Casa Verde e Amarela
O repasse dos custos para os preços, porém, não é viável em todos os segmentos. O aumento acelerado nos custos está forçando as incorporadoras a levarem os empreendimentos originalmente enquadrados no Casa Verde e Amarela (CVA) para fora do programa, onde têm liberdade para praticar preços maiores. Com isso, o programa perdeu participação de mercado. Os projetos do CVA representaram 44,4% dos lançamentos no País no primeiro trimestre deste ano, patamar abaixo dos 55,6% verificados no mesmo período do ano passado, de acordo com dados da CBIC.
"No mercado imobiliário de alto padrão, é possível diminuir a planta, mudar a localização ou aumentar os preços.
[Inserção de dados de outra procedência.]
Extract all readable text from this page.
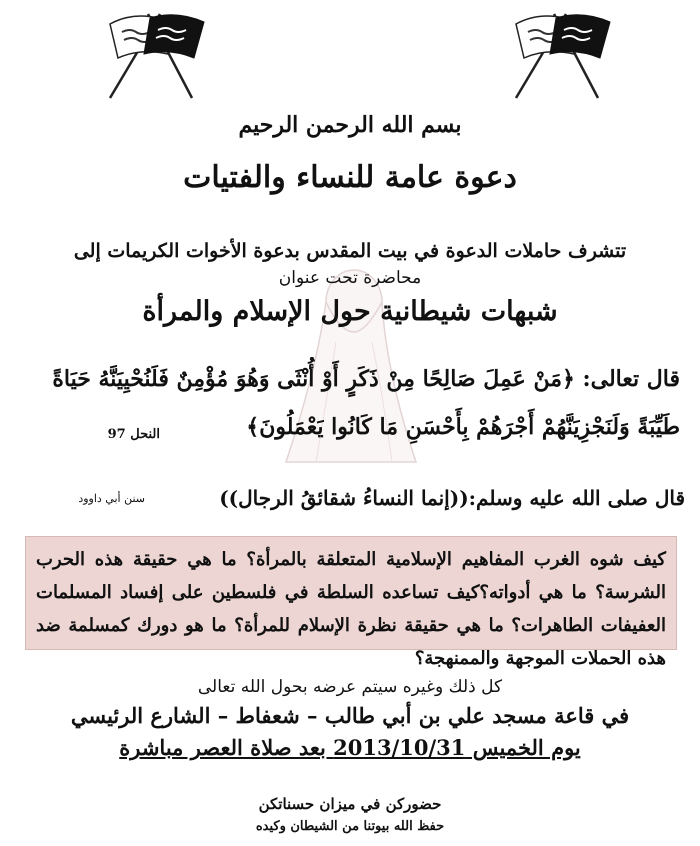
بسم الله الرحمن الرحيم
دعوة عامة للنساء والفتيات
تتشرف حاملات الدعوة في بيت المقدس بدعوة الأخوات الكريمات إلى
محاضرة تحت عنوان
شبهات شيطانية حول الإسلام والمرأة
قال تعالى: ﴿مَنْ عَمِلَ صَالِحًا مِنْ ذَكَرٍ أَوْ أُنْثَى وَهُوَ مُؤْمِنٌ فَلَنُحْيِيَنَّهُ حَيَاةً
طَيِّبَةً وَلَنَجْزِيَنَّهُمْ أَجْرَهُمْ بِأَحْسَنِ مَا كَانُوا يَعْمَلُونَ﴾
النحل 97
قال صلى الله عليه وسلم:((إنما النساءُ شقائقُ الرجال))
سنن أبي داوود
كيف شوه الغرب المفاهيم الإسلامية المتعلقة بالمرأة؟ ما هي حقيقة هذه الحرب الشرسة؟ ما هي أدواته؟كيف تساعده السلطة في فلسطين على إفساد المسلمات العفيفات الطاهرات؟ ما هي حقيقة نظرة الإسلام للمرأة؟ ما هو دورك كمسلمة ضد هذه الحملات الموجهة والممنهجة؟
كل ذلك وغيره سيتم عرضه بحول الله تعالى
في قاعة مسجد علي بن أبي طالب – شعفاط – الشارع الرئيسي
يوم الخميس 2013/10/31 بعد صلاة العصر مباشرة
حضوركن في ميزان حسناتكن
حفظ الله بيوتنا من الشيطان وكيده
Mas no mercado de baixa renda, não tem para onde correr", diz Martins. Na sua avaliação, a debandada do CVA é uma tendência, pois as empresas tentam sustentar as margens de lucro, buscando consumidores que possam pagar um pouco mais.
Diante desse esvaziamento do programa, o presidente da CBIC voltou a cobrar do governo federal apoio para conter a disparada nos preços dos materiais, o que poderia ser feito por meio da redução de impostos para importação de insumos e retirada de barreiras técnicas que enfrentam os materiais vindos de fora, sugeriu.
Martins revela ainda que o governo federal estuda mudar os critérios de distribuição de subsídios do programa habitacional, levando em conta a renda da população, o tamanho do imóvel e as características do mercado local, como custos de construção. A ideia é viabilizar novamente os projetos para as pessoas mais pobres. A proposta em estudo envolve a criação de uma nova faixa 1, que seria abastecida tanto por recursos do Fundo de Garantia do Tempo de Serviço (FGTS) quanto do Fundo de Arrendamento Residencial (FAR).